As with the curriculum units that I have developed in prior years of the Teachers Institute, this one emerges from some long-held interests of mine. I have been studying the colonial gravestones of Cape Cod since 1970, initially by enjoying the hobby of gravestone rubbing and shortly thereafter by beginning a more serious study of gravestones, using photography and comparative analysis of gravestone carving details. My life-long interest in the natural and human history of Cape Cod is reflected in previous curriculum units on archaeology at a tidal creek site in Wellfleet, Massachusetts and its implications for understanding technological change, and on Connecticut's freshwater wetlands, a unit drawing in part on the freshwater ecology on Cape Cod2. For many years, I also have had interest in colonial American history.
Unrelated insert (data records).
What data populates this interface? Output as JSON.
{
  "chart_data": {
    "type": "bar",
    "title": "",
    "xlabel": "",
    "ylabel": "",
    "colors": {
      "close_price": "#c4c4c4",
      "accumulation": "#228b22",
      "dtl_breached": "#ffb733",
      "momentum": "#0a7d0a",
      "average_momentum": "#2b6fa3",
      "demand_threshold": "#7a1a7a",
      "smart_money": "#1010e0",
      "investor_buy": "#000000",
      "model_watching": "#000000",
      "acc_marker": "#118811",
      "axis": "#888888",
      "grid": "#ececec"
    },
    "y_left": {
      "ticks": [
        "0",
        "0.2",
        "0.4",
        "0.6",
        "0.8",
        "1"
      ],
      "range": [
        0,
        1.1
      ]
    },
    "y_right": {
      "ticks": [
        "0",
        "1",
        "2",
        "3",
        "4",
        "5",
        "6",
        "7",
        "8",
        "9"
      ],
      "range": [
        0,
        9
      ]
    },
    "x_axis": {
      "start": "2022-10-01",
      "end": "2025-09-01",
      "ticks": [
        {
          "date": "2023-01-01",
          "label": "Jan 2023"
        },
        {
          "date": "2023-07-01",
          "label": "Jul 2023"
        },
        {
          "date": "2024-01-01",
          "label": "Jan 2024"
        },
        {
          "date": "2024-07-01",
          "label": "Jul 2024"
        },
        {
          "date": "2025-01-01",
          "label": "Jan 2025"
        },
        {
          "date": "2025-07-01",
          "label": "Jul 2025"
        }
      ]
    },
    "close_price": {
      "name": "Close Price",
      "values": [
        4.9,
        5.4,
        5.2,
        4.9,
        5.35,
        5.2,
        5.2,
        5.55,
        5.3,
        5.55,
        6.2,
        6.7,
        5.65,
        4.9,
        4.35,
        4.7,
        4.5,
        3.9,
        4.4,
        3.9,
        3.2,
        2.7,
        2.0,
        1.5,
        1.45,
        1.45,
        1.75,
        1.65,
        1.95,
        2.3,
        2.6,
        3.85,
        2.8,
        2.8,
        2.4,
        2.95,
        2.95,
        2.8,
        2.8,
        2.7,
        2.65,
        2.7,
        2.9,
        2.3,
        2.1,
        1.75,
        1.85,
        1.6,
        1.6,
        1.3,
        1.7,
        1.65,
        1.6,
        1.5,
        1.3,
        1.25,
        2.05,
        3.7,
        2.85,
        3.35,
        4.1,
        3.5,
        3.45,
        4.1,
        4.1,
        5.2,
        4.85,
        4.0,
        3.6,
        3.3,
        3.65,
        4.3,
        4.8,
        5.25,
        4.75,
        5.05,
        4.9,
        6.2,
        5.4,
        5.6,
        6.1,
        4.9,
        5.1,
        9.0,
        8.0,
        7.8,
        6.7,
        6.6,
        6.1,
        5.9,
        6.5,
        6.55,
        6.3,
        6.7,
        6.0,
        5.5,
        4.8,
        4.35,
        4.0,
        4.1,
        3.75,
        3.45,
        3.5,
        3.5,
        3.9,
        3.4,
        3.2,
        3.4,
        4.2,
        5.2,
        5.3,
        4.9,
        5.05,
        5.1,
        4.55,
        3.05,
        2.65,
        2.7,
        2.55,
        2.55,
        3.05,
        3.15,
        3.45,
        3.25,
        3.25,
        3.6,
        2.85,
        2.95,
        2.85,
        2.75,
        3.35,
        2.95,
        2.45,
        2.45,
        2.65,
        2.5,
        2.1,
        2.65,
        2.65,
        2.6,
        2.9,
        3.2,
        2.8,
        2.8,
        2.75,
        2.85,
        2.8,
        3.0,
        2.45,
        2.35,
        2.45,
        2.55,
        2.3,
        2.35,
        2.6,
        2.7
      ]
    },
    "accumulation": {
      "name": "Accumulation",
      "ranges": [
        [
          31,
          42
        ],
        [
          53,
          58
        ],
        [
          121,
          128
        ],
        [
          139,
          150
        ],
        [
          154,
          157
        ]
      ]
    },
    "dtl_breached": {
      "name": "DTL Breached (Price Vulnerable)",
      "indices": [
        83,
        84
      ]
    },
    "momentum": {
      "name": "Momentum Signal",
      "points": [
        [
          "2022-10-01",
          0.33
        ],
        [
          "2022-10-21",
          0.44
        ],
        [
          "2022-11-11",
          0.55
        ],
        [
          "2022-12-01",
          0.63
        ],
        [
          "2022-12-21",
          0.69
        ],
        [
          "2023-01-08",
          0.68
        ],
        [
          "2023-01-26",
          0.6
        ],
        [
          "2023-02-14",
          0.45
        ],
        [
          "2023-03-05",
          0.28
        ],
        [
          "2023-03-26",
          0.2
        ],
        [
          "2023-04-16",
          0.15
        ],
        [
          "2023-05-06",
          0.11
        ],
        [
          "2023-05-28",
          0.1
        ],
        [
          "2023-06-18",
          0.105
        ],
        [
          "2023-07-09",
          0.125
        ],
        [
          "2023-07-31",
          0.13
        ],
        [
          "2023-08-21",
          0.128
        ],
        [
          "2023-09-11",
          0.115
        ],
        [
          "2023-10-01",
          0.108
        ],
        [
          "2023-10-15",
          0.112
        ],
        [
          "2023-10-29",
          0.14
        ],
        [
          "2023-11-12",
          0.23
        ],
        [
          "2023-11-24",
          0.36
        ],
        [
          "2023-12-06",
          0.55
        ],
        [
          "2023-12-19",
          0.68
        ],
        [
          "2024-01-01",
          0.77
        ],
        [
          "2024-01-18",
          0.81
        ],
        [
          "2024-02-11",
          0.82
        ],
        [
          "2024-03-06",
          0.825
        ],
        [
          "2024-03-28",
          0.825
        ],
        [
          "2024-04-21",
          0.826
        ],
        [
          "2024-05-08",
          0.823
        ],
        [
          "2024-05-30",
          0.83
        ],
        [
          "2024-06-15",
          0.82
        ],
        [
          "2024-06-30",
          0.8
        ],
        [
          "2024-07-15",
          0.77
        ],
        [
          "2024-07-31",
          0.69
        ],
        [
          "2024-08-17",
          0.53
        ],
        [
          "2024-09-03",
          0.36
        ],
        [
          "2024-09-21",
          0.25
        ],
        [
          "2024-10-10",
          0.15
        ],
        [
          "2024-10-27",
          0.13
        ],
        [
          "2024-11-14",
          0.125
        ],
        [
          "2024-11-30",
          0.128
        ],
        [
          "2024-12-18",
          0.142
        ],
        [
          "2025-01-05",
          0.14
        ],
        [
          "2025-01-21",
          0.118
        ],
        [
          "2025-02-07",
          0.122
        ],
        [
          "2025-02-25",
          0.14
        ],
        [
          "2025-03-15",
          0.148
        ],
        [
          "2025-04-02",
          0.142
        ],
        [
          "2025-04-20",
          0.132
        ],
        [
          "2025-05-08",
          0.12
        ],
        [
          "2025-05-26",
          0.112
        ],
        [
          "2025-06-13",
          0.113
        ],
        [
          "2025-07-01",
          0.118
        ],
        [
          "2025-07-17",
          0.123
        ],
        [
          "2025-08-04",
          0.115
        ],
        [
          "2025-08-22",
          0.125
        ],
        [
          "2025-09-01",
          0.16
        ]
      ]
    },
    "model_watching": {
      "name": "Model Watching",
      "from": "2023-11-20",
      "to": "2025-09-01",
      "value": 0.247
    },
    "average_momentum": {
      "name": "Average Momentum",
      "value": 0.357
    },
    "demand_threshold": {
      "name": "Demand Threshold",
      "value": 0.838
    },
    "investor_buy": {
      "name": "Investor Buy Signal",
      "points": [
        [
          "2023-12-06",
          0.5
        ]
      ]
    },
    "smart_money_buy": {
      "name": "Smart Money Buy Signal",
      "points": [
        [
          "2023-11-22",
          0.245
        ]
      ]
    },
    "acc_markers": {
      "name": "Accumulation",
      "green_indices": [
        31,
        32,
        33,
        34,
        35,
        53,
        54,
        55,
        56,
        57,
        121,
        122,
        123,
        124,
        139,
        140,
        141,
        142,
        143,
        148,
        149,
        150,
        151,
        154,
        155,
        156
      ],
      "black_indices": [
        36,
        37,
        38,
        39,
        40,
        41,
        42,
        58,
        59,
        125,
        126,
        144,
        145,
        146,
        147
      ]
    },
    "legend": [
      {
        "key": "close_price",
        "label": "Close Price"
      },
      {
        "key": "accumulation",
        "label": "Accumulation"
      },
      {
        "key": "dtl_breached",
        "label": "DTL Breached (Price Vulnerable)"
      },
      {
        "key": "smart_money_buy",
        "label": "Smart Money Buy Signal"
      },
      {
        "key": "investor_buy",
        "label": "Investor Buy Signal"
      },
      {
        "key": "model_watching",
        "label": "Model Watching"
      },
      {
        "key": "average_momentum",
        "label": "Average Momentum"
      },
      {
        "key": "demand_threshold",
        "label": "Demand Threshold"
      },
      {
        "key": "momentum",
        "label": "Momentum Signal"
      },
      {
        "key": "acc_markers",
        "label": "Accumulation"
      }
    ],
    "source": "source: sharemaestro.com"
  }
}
This curriculum unit differs from most of my previous Teachers Institute units in some important respects. A substantial portion of the narrative that follows is based on my own research into Cape Cod gravestones and gravestone symbolism. In that sense, the unit is most similar to my teaching unit on historical archaeology at the Duck Creek, Wellfleet, Massachusetts site. The narrative here sets the stage for the definition of a student research program that is intended not only to educate students about Puritan New England, but also to teach them how to conduct original research. In the process, students carry out a detailed community study to seek answers to questions on topics that perhaps have not been addressed by others. I envision the following outcomes from this student research project: (1) a comprehensive analysis of Cape Cod gravestones and iconography from the period 1683-1760; (2) the accumulation of information about specific sets of gravestones that likely were produced by the same carver; (3) the matching of these gravestones with published vital records for each Cape Cod town, which will suggest the percentage of individuals in the total population who were memorialized by gravestones; (4) a deeper understanding of human population demographics in colonial Cape Cod, including age structure, fertility rates and mortality; (5) as a future outgrowth of this unit, the correlation of mortality in Cape communities with known outbreaks of infectious disease in New England. (The last outcome listed requires additional work on my part to develop teaching and learning strategies for studying outbreaks of illness, epidemic, and endemic disease in New England.) I believe that the research program described here can be carried out by pre-college students, and with success. The unit serves as a test case for this approach to teaching and learning.